PGR aponta que atuais e ex-senadores receberam R$ 864,5 milhões
em propina paga por fornecedores da Petrobras. Denunciados negam
irregularidades.
O procurador-geral
da República, Rodrigo Janot, apresentou ao Supremo Tribunal Federal (STF) nesta
sexta-feira (8) denúncia contra políticos do PMDB do Senado.
Foram denunciados os
senadores Edison Lobão (MA), Jader Barbalho (PA), Renan Calheiros (AL), Romero
Jucá (RR) e Valdir Raupp (RO), além do ex-senador e ex-presidente José Sarney.

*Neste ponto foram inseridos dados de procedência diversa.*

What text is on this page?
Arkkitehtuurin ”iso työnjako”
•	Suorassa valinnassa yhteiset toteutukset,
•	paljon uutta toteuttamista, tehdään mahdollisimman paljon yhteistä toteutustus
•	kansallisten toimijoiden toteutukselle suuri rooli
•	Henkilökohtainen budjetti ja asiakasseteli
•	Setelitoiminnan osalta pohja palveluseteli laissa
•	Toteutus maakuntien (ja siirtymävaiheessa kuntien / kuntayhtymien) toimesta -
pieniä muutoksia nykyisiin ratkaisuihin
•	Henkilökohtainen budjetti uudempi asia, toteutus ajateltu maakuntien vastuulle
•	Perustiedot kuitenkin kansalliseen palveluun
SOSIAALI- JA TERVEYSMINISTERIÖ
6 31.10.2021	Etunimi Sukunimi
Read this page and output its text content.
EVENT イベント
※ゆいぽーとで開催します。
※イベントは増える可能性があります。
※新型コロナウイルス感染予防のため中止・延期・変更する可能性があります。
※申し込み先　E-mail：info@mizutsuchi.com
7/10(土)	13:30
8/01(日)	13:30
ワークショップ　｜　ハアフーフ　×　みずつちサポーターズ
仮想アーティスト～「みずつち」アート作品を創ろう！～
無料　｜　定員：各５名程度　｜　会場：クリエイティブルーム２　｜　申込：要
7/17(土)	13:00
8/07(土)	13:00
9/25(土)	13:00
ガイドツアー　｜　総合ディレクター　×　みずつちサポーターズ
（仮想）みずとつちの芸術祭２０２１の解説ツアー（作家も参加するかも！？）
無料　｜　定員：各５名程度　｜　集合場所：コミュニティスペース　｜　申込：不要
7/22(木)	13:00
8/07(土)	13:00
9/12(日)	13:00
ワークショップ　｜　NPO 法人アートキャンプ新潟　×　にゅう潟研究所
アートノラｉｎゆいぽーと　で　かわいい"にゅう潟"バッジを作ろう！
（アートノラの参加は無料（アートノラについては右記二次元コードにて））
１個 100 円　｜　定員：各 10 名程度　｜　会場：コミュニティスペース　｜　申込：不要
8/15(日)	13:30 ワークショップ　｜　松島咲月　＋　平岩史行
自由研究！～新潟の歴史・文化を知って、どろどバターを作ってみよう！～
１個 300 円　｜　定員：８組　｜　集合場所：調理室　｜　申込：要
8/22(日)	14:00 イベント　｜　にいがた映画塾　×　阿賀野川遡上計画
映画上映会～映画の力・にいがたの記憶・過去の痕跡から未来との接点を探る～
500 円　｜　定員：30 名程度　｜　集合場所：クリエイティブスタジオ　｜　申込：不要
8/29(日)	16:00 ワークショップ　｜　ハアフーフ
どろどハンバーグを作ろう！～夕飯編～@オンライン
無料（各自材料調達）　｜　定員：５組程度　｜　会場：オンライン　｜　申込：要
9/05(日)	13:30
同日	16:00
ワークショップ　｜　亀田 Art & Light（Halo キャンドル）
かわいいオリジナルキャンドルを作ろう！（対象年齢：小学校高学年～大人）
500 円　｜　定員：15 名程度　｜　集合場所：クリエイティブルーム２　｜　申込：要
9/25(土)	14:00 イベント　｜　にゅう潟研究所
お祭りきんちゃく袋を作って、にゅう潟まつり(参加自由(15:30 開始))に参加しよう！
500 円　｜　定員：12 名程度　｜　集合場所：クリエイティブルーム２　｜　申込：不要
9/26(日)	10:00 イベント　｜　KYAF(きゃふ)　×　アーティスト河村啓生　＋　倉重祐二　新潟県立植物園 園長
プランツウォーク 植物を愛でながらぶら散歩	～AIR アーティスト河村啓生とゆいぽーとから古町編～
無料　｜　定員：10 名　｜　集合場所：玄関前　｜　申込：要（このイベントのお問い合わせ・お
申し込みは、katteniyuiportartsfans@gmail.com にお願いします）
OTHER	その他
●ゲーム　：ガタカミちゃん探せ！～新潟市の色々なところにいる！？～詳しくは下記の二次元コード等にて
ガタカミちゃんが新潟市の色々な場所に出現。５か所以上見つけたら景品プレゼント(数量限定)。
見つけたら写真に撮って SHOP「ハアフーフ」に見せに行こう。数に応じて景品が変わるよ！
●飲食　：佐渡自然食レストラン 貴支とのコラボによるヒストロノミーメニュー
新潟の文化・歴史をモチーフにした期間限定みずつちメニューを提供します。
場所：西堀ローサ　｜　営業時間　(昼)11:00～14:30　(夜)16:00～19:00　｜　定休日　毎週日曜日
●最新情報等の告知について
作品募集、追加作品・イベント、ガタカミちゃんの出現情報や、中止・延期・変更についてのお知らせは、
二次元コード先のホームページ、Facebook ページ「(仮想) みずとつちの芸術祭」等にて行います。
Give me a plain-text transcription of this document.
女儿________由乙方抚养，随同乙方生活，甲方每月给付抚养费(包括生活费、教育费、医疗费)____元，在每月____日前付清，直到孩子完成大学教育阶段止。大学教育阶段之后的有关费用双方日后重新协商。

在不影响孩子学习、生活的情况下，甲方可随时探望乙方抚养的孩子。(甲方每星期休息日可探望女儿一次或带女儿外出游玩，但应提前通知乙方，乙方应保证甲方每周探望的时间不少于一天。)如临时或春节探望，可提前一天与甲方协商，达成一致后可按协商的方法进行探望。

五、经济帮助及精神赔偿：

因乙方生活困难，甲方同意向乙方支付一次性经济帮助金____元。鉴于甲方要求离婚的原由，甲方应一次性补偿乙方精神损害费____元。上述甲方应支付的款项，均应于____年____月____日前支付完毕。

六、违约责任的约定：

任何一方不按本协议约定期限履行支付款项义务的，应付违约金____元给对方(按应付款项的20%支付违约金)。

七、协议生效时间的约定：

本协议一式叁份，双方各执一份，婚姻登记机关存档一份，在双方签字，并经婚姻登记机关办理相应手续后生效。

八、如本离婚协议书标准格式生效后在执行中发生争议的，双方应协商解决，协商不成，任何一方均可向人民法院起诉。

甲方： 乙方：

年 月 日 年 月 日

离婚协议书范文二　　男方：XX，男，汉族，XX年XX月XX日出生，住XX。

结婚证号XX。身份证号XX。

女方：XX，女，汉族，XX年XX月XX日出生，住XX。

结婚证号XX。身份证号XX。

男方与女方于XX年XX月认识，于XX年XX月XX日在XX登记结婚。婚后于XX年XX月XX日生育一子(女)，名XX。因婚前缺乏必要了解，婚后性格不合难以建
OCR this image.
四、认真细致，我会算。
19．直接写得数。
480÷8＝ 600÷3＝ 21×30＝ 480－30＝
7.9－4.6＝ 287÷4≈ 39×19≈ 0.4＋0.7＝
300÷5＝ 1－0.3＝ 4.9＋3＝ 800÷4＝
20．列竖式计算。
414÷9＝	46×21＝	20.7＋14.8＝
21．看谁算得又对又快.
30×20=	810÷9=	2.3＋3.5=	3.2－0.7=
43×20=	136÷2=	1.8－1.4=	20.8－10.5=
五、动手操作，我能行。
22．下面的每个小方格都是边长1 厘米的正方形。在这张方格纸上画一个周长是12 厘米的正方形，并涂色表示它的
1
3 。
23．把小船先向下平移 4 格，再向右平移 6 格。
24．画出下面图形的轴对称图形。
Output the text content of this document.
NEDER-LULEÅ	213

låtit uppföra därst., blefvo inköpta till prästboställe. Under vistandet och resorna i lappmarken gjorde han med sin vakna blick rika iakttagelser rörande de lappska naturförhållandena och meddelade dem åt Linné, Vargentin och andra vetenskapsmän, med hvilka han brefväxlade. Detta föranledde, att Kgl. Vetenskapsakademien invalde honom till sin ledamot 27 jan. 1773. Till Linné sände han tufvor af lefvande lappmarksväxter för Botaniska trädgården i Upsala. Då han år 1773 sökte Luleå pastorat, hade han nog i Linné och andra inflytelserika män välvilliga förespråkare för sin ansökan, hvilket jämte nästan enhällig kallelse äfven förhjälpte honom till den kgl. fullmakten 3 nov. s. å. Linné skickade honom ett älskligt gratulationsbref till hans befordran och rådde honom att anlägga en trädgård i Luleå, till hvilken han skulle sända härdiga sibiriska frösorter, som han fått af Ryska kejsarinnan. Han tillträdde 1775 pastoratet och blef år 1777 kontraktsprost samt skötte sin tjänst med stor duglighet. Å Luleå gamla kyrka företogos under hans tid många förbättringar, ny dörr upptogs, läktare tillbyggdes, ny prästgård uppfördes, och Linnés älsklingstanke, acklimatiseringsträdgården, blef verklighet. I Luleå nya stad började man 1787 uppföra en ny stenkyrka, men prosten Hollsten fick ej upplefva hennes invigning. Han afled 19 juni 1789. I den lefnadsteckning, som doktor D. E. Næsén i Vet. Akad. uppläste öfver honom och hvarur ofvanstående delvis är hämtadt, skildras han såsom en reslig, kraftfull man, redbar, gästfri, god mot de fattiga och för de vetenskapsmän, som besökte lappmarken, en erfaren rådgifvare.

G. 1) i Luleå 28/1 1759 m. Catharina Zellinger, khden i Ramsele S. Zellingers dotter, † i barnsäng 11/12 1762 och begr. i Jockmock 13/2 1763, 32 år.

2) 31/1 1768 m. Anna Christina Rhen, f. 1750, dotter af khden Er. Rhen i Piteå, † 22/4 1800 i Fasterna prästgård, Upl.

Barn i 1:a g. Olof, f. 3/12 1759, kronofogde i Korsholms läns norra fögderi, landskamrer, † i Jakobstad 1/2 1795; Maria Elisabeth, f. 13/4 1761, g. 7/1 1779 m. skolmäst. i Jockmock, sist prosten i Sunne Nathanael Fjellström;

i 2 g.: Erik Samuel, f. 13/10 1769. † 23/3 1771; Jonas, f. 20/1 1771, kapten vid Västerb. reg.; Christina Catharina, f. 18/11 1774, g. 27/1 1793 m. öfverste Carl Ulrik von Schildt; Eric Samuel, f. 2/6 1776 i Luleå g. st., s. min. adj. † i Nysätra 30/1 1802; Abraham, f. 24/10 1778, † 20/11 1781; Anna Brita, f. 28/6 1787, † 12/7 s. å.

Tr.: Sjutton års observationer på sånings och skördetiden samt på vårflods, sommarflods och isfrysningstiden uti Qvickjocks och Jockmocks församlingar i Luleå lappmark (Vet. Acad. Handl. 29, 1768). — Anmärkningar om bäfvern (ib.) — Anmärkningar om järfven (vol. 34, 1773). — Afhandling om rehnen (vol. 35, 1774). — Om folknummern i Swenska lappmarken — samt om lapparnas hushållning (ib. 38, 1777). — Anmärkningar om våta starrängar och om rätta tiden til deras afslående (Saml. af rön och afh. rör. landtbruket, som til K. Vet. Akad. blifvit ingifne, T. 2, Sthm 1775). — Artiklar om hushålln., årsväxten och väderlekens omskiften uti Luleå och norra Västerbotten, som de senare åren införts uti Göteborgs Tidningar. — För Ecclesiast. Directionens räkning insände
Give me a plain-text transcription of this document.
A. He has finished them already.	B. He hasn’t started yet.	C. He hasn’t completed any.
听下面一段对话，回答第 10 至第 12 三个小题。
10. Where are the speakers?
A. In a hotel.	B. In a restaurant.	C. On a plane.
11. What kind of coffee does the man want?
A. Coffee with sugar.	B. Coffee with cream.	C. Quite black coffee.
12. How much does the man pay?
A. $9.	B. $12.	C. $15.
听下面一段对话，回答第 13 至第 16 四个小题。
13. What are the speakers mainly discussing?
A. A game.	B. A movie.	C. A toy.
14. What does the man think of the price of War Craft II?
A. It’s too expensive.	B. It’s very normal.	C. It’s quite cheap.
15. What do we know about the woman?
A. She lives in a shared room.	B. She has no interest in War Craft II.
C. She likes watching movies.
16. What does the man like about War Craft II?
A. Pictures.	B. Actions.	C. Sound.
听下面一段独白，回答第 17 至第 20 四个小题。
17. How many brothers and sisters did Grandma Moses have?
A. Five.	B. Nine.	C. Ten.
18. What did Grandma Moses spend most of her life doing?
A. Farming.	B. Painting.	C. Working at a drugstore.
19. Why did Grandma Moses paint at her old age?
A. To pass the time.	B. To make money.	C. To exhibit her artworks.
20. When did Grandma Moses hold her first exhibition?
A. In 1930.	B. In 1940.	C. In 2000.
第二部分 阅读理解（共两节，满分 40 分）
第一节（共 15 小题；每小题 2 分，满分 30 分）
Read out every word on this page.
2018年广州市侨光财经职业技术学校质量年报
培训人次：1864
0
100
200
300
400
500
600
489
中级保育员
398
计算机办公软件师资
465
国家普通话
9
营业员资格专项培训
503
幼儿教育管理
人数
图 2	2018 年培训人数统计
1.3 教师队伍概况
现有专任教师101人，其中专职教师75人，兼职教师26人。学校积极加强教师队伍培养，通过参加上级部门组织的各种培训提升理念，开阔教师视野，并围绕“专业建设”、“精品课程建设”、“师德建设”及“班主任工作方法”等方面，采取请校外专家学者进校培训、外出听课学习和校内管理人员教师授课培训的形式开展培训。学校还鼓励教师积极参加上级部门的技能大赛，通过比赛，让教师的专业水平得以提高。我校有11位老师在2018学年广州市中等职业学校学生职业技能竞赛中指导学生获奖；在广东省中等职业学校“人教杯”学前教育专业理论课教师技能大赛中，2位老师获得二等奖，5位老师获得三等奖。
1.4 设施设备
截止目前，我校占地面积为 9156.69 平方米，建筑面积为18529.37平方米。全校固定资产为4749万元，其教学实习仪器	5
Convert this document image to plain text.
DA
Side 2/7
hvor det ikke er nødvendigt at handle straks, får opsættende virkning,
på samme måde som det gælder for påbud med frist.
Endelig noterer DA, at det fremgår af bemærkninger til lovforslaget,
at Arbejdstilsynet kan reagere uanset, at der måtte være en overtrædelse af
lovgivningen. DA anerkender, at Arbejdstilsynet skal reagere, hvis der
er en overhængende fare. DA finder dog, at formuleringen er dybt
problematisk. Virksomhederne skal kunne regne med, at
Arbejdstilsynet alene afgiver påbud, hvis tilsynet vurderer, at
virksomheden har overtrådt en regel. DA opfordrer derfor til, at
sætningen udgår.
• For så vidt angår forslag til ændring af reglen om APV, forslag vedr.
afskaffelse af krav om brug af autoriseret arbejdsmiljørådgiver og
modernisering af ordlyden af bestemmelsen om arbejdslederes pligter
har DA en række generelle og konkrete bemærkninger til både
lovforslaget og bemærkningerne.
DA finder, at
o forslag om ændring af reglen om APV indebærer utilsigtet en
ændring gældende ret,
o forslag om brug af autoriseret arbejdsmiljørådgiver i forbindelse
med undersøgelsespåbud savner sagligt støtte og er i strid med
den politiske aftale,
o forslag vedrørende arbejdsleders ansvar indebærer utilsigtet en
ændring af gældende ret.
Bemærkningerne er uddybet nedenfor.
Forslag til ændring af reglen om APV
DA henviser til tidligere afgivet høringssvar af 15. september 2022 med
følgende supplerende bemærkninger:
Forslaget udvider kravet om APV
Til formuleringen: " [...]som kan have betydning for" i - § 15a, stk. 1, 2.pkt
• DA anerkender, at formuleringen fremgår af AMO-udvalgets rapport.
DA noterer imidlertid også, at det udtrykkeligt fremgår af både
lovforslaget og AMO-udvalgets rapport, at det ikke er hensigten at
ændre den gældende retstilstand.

Também foi denunciado o ex-senador pelo PSDB e ex-presidente da Transpetro
Sérgio Machado.
De acordo com as
investigações, os sete políticos receberam R$ 864,5 milhões em propina paga
por fornecedores da Petrobras e sua subsidiária Transpetro (veja mais abaixo
nesta reportagem).
A acusação aponta crime
de organização criminosa, cuja pena varia entre 3 a 8 anos de prisão, além de
multa.
LEIA A ÍNTEGRA
DA DENÚNCIA
Para a PGR, há indícios
de que o grupo mantinha controle sobre as diretorias Internacional e de
Abastecimento da Petrobras, além da Transpetro, para angariar propinas de
fornecedores da estatal.
Além da pena de prisão,
Janot quer que os atuais senadores percam seus mandatos e que todos paguem R$
200 milhões, metade como devolução de desvios e outra metade como indenização
por danos morais. O restante do valor desviado poderá ser cobrado em outros processos,
segundo a PGR.
O que dizem os denunciados
Em nota, o senador
Romero Jucá afirmou que
"acredita na seriedade do STF ao analisar as denúncias apresentadas pelo
PGR" e que "espera, contudo, celeridade nas investigações."
Também em nota, o senador
Renan Calheiros informou que
"para criar uma cortina de fumaça tentando desviar o assunto e encobrir
seus malfeitos, o procurador-geral começa a disparar mais denúncias
defeituosas."
"Essa é mais uma
tentativa de vincular-me aos desvios criminosos da Petrobras, me denunciando
várias vezes pela mesma acusação. Ocorre que eu nunca mantive qualquer relação
com os operadores citados e o procurador já sabe disso", afirmou
Calheiros.
O senador Jader Barbalho disse que a
denúncia "é uma cortina de fumaça lançada por Janot, nos seus últimos dias
de PGR, para confundir a opinião pública, depois que ele beneficiou a J&F
com imunidade processual, inexistente na legislação."
Barbalho diz ainda que
"Janot já está na história como o procurador responsável pela Operação Tabajara
da PGR, na qual seu braço direito, Marcello Miller, era o agente duplo que
prestava assessoria aos maiores assaltantes dos cofres públicos: os irmãos
Batista."
O senador Valdir Raupp afirmou em nota que
"como nos demais casos em que foi, injustamente, acusado irá demonstrar
sua inocência perante esta nova situação por não ter indicado nenhum dirigente
para diretorias da Petrobras e da Transpetro."
"É de se estranhar
e causar espanto que a denúncia feita no apagar das luzes da atual gestão da
Procuradoria Geral da República, tenha como base delações feitas por pessoas
que não conheço e nunca tive qualquer relação pessoal ou política",
afirmou o senador.
O advogado Antonio
Carlos de Almeida Castro, o Kakay, que defende Romero Jucá, Edison
Lobão e José Sarney, afirmou que recebe a denúncia "com
perplexidade". Para ele, Janot demonstra que é contra políticos e
partidos.
"Se fazem parte de
um partido político que deu apoio a um governo que Janot é frontalmente
contrário, essas pessoas poderão ser denunciadas sem nenhuma base legal.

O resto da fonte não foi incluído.